Recently, centre has announced that the inflation target will remain unchanged from what had prevailed in the last five years.

What does this mean?

  • Inflation targeting remains at the centre of the monetary policy framework.
  • The fiscal and monetary authorities are giving importance on price stability in the macro-economic development.
  • This announcement is relevant at a time when inflation pressures are mounting in the economy which is struggling to regain from the COVID-19 pandemic.
  • As per the latest data, retail inflation accelerated by almost 100 basis points to a three-month high of 5.03%, with food and fuel costs continues to remain volatile.

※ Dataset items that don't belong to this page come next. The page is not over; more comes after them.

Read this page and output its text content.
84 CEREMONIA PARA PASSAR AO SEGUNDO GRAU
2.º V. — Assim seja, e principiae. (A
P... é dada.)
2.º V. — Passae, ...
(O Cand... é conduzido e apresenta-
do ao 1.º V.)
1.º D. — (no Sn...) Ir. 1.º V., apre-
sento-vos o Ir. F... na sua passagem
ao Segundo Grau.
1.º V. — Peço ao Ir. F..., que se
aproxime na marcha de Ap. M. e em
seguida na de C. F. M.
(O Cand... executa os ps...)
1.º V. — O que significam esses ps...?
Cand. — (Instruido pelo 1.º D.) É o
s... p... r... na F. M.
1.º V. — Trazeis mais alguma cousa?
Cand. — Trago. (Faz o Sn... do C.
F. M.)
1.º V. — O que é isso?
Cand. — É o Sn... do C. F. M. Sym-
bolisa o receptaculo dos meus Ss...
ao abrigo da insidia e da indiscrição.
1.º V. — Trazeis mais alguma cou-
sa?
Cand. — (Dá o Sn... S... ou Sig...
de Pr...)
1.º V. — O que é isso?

Why flexible inflation targeting is required?

  • In December, RBI in its working paper titled ‘Measuring Trend Inflation in India’ underscored the importance of ensuring the appropriateness of the inflation target.
  • There is a steady decline in trend inflation to a 4.1%-4.3% band since 2014 and inflation target lower than the trend can impart a deflationary bias which will dampen economic momentum.
  • And any inflation target above the trend could give rise to expansionary monetary conditions which would likely lead to inflation shocks.
  • RBI in its report on Currency and Finance — themed ‘Reviewing the Monetary Policy Framework’ — made it clear that the current framework served the economy well.
  • This is supported by a decline in inflation volatility and more credible anchoring of inflation expectations.